As stated earlier, early-stage growth companies cannot typically get a loan from a bank or financial institution. Banks typically expect companies to have a track record of profitability of at least 2-3 years. Banks also want to see hard assets such as land, a building or machinery that they can take as collateral. Most early-stage companies only have soft assets such as intellectual property. And finally, banks want personal guarantees from the board members and major shareholders, which is impossible to give for many early-stage companies.

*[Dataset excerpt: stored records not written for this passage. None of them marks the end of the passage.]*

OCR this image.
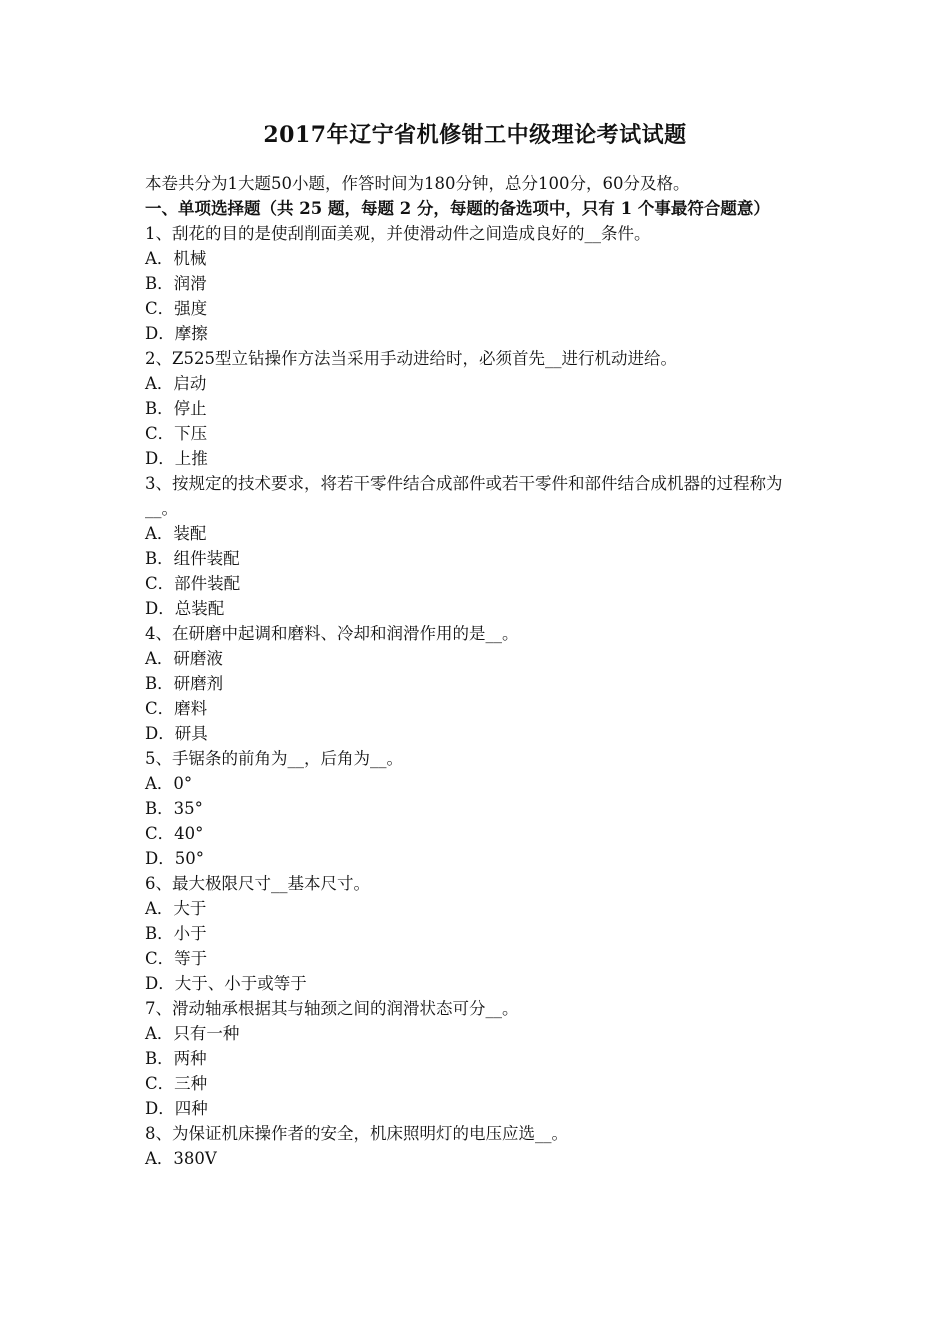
2017年辽宁省机修钳工中级理论考试试题
本卷共分为1大题50小题，作答时间为180分钟，总分100分，60分及格。
一、单项选择题（共 25 题，每题 2 分，每题的备选项中，只有 1 个事最符合题意）
1、刮花的目的是使刮削面美观，并使滑动件之间造成良好的__条件。
A．机械
B．润滑
C．强度
D．摩擦
2、Z525型立钻操作方法当采用手动进给时，必须首先__进行机动进给。
A．启动
B．停止
C．下压
D．上推
3、按规定的技术要求，将若干零件结合成部件或若干零件和部件结合成机器的过程称为__。
A．装配
B．组件装配
C．部件装配
D．总装配
4、在研磨中起调和磨料、冷却和润滑作用的是__。
A．研磨液
B．研磨剂
C．磨料
D．研具
5、手锯条的前角为__，后角为__。
A．0°
B．35°
C．40°
D．50°
6、最大极限尺寸__基本尺寸。
A．大于
B．小于
C．等于
D．大于、小于或等于
7、滑动轴承根据其与轴颈之间的润滑状态可分__。
A．只有一种
B．两种
C．三种
D．四种
8、为保证机床操作者的安全，机床照明灯的电压应选__。
A．380V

Innoven is able to lend to loss-making companies and to companies without hard assets. Moreover, we do not require personal guarantees from anyone. In summary, venture loans as a funding solution enables companies, which otherwise would not be able to get loans, to receive debt financing.

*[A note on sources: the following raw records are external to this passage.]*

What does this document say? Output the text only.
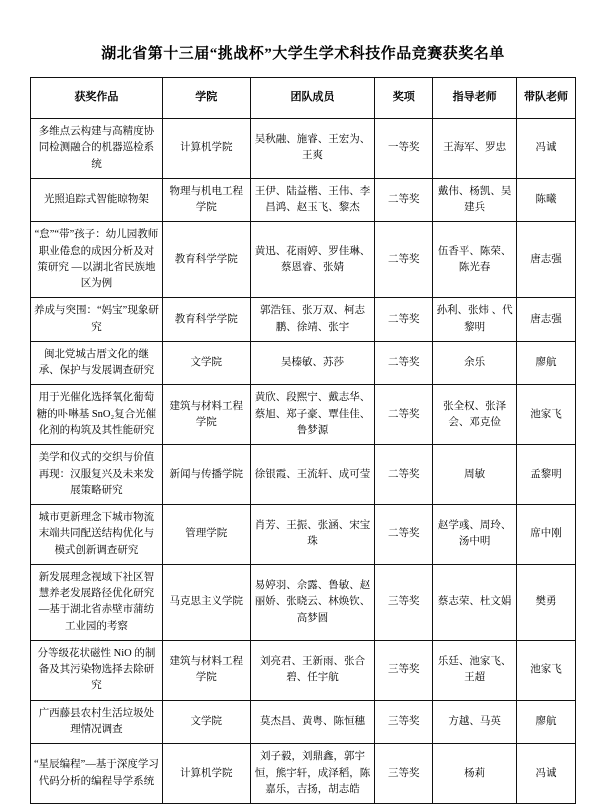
湖北省第十三届“挑战杯”大学生学术科技作品竞赛获奖名单
获奖作品	学院	团队成员	奖项	指导老师	带队老师
多维点云构建与高精度协同检测融合的机器巡检系统	计算机学院	吴秋融、施睿、王宏为、王爽	一等奖	王海军、罗忠	冯诚
光照追踪式智能晾物架	物理与机电工程学院	王伊、陆益楷、王伟、李昌鸿、赵玉飞、黎杰	二等奖	戴伟、杨凯、吴建兵	陈曦
“怠”“带”孩子：幼儿园教师职业倦怠的成因分析及对策研究 —以湖北省民族地区为例	教育科学学院	黄迅、花雨婷、罗佳琳、蔡恩睿、张婧	二等奖	伍香平、陈荣、陈光春	唐志强
养成与突围：“妈宝”现象研究	教育科学学院	郭浩钰、张万双、柯志鹏、徐靖、张宇	二等奖	孙利、张炜 、代黎明	唐志强
闽北党城古厝文化的继承、保护与发展调查研究	文学院	吴榛敏、苏莎	二等奖	余乐	廖航
用于光催化选择氧化葡萄糖的卟啉基 SnO₂复合光催化剂的构筑及其性能研究	建筑与材料工程学院	黄欣、段熙宁、戴志华、蔡旭、郑子豪、覃佳佳、鲁梦源	二等奖	张全权、张泽会、邓克俭	池家飞
美学和仪式的交织与价值再现：汉服复兴及未来发展策略研究	新闻与传播学院	徐银霞、王流轩、成可莹	二等奖	周敏	孟黎明
城市更新理念下城市物流末端共同配送结构优化与模式创新调查研究	管理学院	肖芳、王振、张涵、宋宝珠	二等奖	赵学彧、周玲、汤中明	席中刚
新发展理念视域下社区智慧养老发展路径优化研究—基于湖北省赤壁市蒲纺工业园的考察	马克思主义学院	易婷羽、佘露、鲁敏、赵丽娇、张晓云、林焕钦、高梦圆	三等奖	蔡志荣、杜文娟	樊勇
分等级花状磁性 NiO 的制备及其污染物选择去除研究	建筑与材料工程学院	刘亮君、王新雨、张合碧、任宇航	三等奖	乐廷、池家飞、王超	池家飞
广西藤县农村生活垃圾处理情况调查	文学院	莫杰昌、黄粤、陈恒穗	三等奖	方越、马英	廖航
“星辰编程”—基于深度学习代码分析的编程导学系统	计算机学院	刘子毅，刘鼎鑫，郭宇恒，熊宇轩，成泽稻，陈嘉乐，吉扬，胡志皓	三等奖	杨莉	冯诚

As mentioned, venture loans are a relatively new funding concept in the region. I initially saw a gap in the market while investing as a VC in Southeast Asia and China, so I co-founded the TechFinancing Centre in 1999, a JV between KeppelTatLee Bank, Venture TDF, and the Economic Development Board of Singapore. The TechFinancing Centre offered loan solutions to growth-oriented companies in Asia.
Years later, I was brought on by Temasek and UOB to head Innoven Capital’s Southeast Asia office, and I am seeing that the ecosystem is not only more mature, but also more ready to utilize venture loans.
SBR: What are your biggest milestones at Innoven Capital so far?
While Innoven’s Southeast Asia operations only began January 2016, we have already closed around 20 transactions across the SE Asia region including Singapore, Indonesia, Thailand, Malaysia, Myanmar and cross border deals with our team in India.
SBR: What are your plans for Innoven Capital in the next 3-5 years?
We will continue to build out Innoven Capital’s presence in Asia and to entrench ourselves in the ecosystem. We will also continue to emphasize cross-border transactions between SE Asia, India and China as that is one of the strengths of the Innoven platform.